Ia pun memejamkan matanya, begitu pun dengan aku. Entah mengapa, terkadang suara angin yang berhatur lembut mengiringi suara gamelan terdengar begitu romantis.
" Aku sudah membaca secarik surat yang tak pernah kamu kirimkan kepada si penujunya. Tapi si penuju dengan tak sopannya telah membaca tanpa sepengetahuan si pemilik maksud"
" Maksud kamu?" Kupalingkan mataku pada sesosok pria yang tetiba memegang tanganku dan membuat alunan lagu yang ku mainkan terhenti.
"Di surat itu kamu bilang bahwa senja sangat mencintai pantai. Namun sebuah senja tiba - tiba tak ingin muncul beberapa hari. Semesta ikut berduka dan mengabsenkan senja. Senja cemburu pada angin. Wanita yang di sukai oleh si pencinta pantai. Disukai dengan cara sedikit pemaksaan di bulan-bulan terakhir si pecinta angin. Akulah si pecinta pantai itu bukan? Kamu, pecinta senja. Dan Zia, si pecinta angin. Zia, yang kau gadang - gadang adalah sahabat terbaikmu. Maaf atas curhatan tentang zia yang selalu ku ceritakan padamu. Maaf jika malammu tak menentu mendengar setiap kalimat dan nama zia yang selalu menjadi bahasan kita. Aku minta maaf dira. Seperti katamu sebelumnya, aku harus terbiasa mencintai zia. Walau tanpa kamu tahu. Pertama kali melihat, kamulah yang aku suka"
" Kamu tahu? Dira memcintaimu dengan sangat" tukasku.
"Tapi bukankah kamu mencintaiku lebih dulu? Sebelum zia. Mengapa kamu menjodohkan aku dengan zia? Jangan bilang karena penyakit yang zia idap. Kanker darah".
"Sudahlah.

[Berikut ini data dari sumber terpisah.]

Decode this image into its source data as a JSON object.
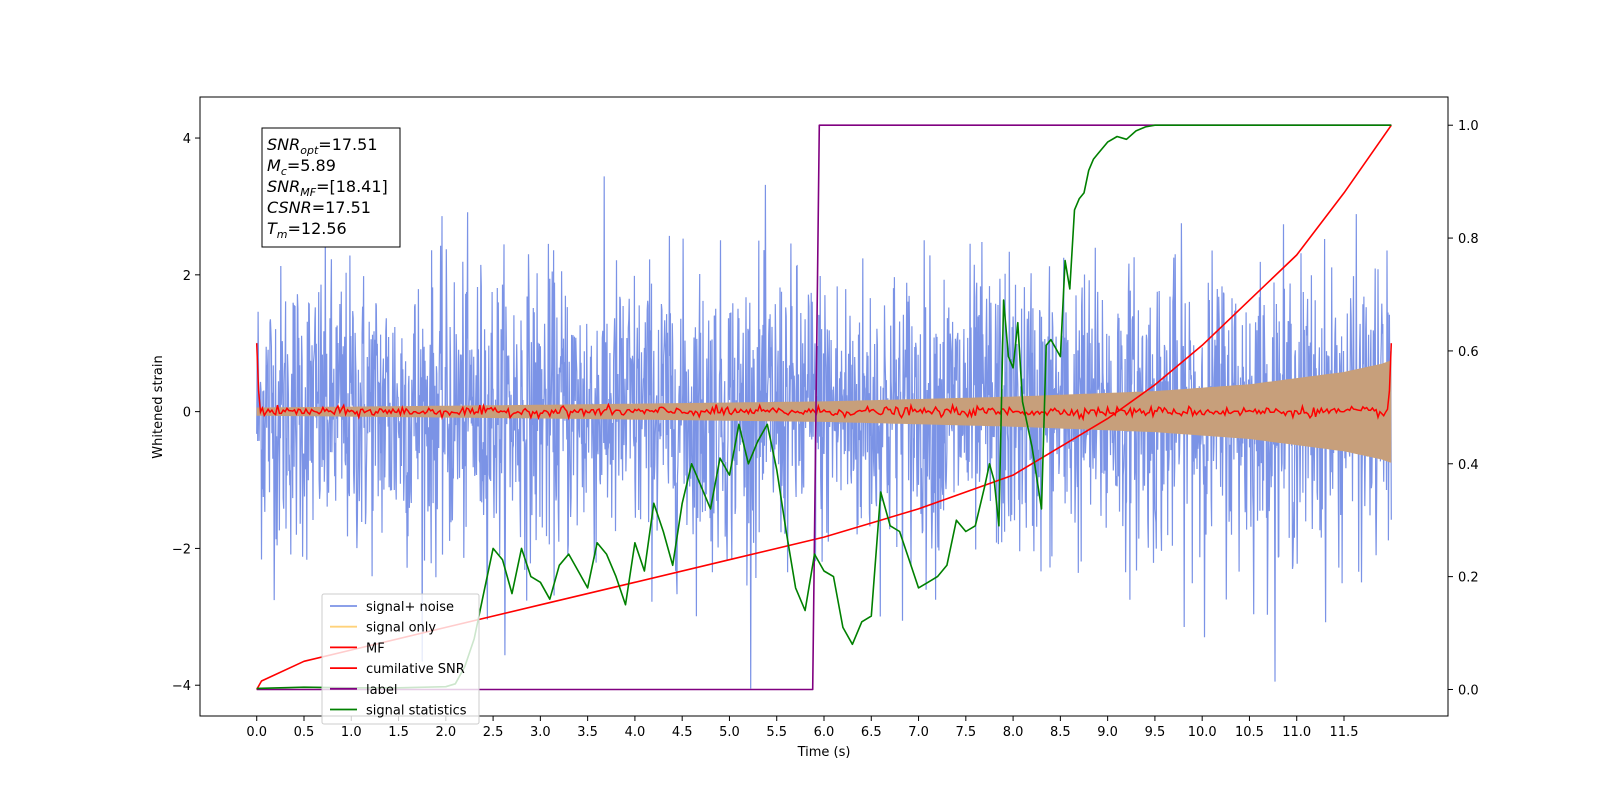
{
  "chart_data": {
    "type": "line",
    "xlabel": "Time (s)",
    "ylabel": "Whitened strain",
    "xlim": [
      -0.6,
      12.6
    ],
    "ylim": [
      -4.45,
      4.6
    ],
    "y2lim": [
      -0.047,
      1.05
    ],
    "x_ticks": [
      "0.0",
      "0.5",
      "1.0",
      "1.5",
      "2.0",
      "2.5",
      "3.0",
      "3.5",
      "4.0",
      "4.5",
      "5.0",
      "5.5",
      "6.0",
      "6.5",
      "7.0",
      "7.5",
      "8.0",
      "8.5",
      "9.0",
      "9.5",
      "10.0",
      "10.5",
      "11.0",
      "11.5"
    ],
    "y_ticks": [
      "−4",
      "−2",
      "0",
      "2",
      "4"
    ],
    "y2_ticks": [
      "0.0",
      "0.2",
      "0.4",
      "0.6",
      "0.8",
      "1.0"
    ],
    "info_box": [
      {
        "sym": "SNR",
        "sub": "opt",
        "val": "=17.51"
      },
      {
        "sym": "M",
        "sub": "c",
        "val": "=5.89"
      },
      {
        "sym": "SNR",
        "sub": "MF",
        "val": "=[18.41]"
      },
      {
        "sym": "CSNR",
        "sub": "",
        "val": "=17.51"
      },
      {
        "sym": "T",
        "sub": "m",
        "val": "=12.56"
      }
    ],
    "legend": [
      {
        "label": "signal+ noise",
        "color": "#7b93e6"
      },
      {
        "label": "signal only",
        "color": "#ffd27a"
      },
      {
        "label": "MF",
        "color": "#ff0000"
      },
      {
        "label": "cumilative SNR",
        "color": "#ff0000"
      },
      {
        "label": "label",
        "color": "#800080"
      },
      {
        "label": "signal statistics",
        "color": "#008000"
      }
    ],
    "legend_position": "lower-left",
    "series": [
      {
        "name": "signal+ noise",
        "axis": "left",
        "color": "#7b93e6",
        "kind": "noise",
        "x_range": [
          0,
          12
        ],
        "sigma": 1.05
      },
      {
        "name": "signal only",
        "axis": "left",
        "color": "#c79f7b",
        "kind": "envelope",
        "x": [
          0,
          3,
          6,
          8,
          9.5,
          10.5,
          11.5,
          11.9,
          12
        ],
        "amp": [
          0.06,
          0.1,
          0.15,
          0.22,
          0.3,
          0.4,
          0.58,
          0.7,
          0.75
        ]
      },
      {
        "name": "MF",
        "axis": "left",
        "color": "#ff0000",
        "kind": "mf",
        "x_range": [
          0,
          12
        ],
        "edge_value": 1.0
      },
      {
        "name": "cumilative SNR",
        "axis": "right",
        "color": "#ff0000",
        "kind": "line",
        "x": [
          0,
          0.05,
          0.5,
          1,
          2,
          3,
          4,
          5,
          6,
          7,
          8,
          9,
          9.5,
          10,
          10.5,
          11,
          11.5,
          12
        ],
        "y": [
          0,
          0.015,
          0.05,
          0.07,
          0.11,
          0.15,
          0.19,
          0.23,
          0.27,
          0.32,
          0.38,
          0.48,
          0.54,
          0.61,
          0.69,
          0.77,
          0.88,
          1.0
        ]
      },
      {
        "name": "label",
        "axis": "right",
        "color": "#800080",
        "kind": "line",
        "x": [
          0,
          5.88,
          5.95,
          12
        ],
        "y": [
          0,
          0,
          1,
          1
        ]
      },
      {
        "name": "signal statistics",
        "axis": "right",
        "color": "#008000",
        "kind": "line",
        "x": [
          0,
          0.5,
          1,
          1.5,
          2,
          2.1,
          2.2,
          2.3,
          2.4,
          2.5,
          2.6,
          2.7,
          2.8,
          2.9,
          3.0,
          3.1,
          3.2,
          3.3,
          3.4,
          3.5,
          3.6,
          3.7,
          3.8,
          3.9,
          4.0,
          4.1,
          4.2,
          4.3,
          4.4,
          4.5,
          4.6,
          4.7,
          4.8,
          4.9,
          5.0,
          5.1,
          5.2,
          5.3,
          5.4,
          5.5,
          5.6,
          5.7,
          5.8,
          5.9,
          6.0,
          6.1,
          6.2,
          6.3,
          6.4,
          6.5,
          6.6,
          6.7,
          6.8,
          6.9,
          7.0,
          7.1,
          7.2,
          7.3,
          7.4,
          7.5,
          7.6,
          7.7,
          7.75,
          7.8,
          7.85,
          7.9,
          7.95,
          8.0,
          8.05,
          8.1,
          8.2,
          8.3,
          8.35,
          8.4,
          8.5,
          8.55,
          8.6,
          8.65,
          8.7,
          8.75,
          8.8,
          8.85,
          8.9,
          9.0,
          9.1,
          9.2,
          9.3,
          9.4,
          9.5,
          9.6,
          9.8,
          10.0,
          10.5,
          11.0,
          11.5,
          12.0
        ],
        "y": [
          0.002,
          0.004,
          0.003,
          0.003,
          0.005,
          0.01,
          0.04,
          0.09,
          0.17,
          0.25,
          0.23,
          0.17,
          0.25,
          0.2,
          0.19,
          0.16,
          0.22,
          0.24,
          0.21,
          0.18,
          0.26,
          0.24,
          0.2,
          0.15,
          0.26,
          0.21,
          0.33,
          0.28,
          0.22,
          0.33,
          0.4,
          0.36,
          0.32,
          0.41,
          0.38,
          0.47,
          0.4,
          0.44,
          0.47,
          0.39,
          0.28,
          0.18,
          0.14,
          0.24,
          0.21,
          0.2,
          0.11,
          0.08,
          0.12,
          0.13,
          0.35,
          0.29,
          0.28,
          0.23,
          0.18,
          0.19,
          0.2,
          0.22,
          0.3,
          0.28,
          0.29,
          0.36,
          0.4,
          0.37,
          0.29,
          0.69,
          0.59,
          0.57,
          0.65,
          0.51,
          0.43,
          0.32,
          0.61,
          0.62,
          0.59,
          0.76,
          0.71,
          0.85,
          0.87,
          0.88,
          0.92,
          0.94,
          0.95,
          0.97,
          0.98,
          0.975,
          0.99,
          0.997,
          1.0,
          1.0,
          1.0,
          1.0,
          1.0,
          1.0,
          1.0,
          1.0
        ]
      }
    ]
  }
}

Aku hanya ingin menjadi sahabat terbaiknya di masa kritisnya Ndra".
"Dan mengorbankan kamu?"
"Iya" kutinggalkan Andra dan berlari sekuat mungkin hingga tak lagi kuhindari sebuah lubang besar memakanku.
"Awwww!!!!" Teriakku dan tanpa sadar suasana pedesaan sepi berubah ke tempat studio miniku dengan tubuh seperti baru saja dijatuhkan. Kutegakkan badan mencoba mencari tahu apa yang sedang terjadi. Kuarahkan kembali mataku pada arloji dan ku lihat tahunnya. 1 april 2016. Kutatap gamelan yang pernah diselimuti tawa setahun yang lalu. Tawa andra yang tak pernah kudengar lagi kala Tuhan memanggilnya selama - lamanya. Ia harus meninggalkanku terlebih dahulu setelah zia pun yang tak dapat menahan rasa sakitnya. Kecelakaan yang tak pernah ku bayangkan harus merenggut seorang pria yang pernah kutaruh rasa sukaku. Seorang pria yang sangat menyukai kota Yogyakarta. Seorang pria yang menyukai senja, dan akan terus menyukai senja di sebuah diary digital miliknya.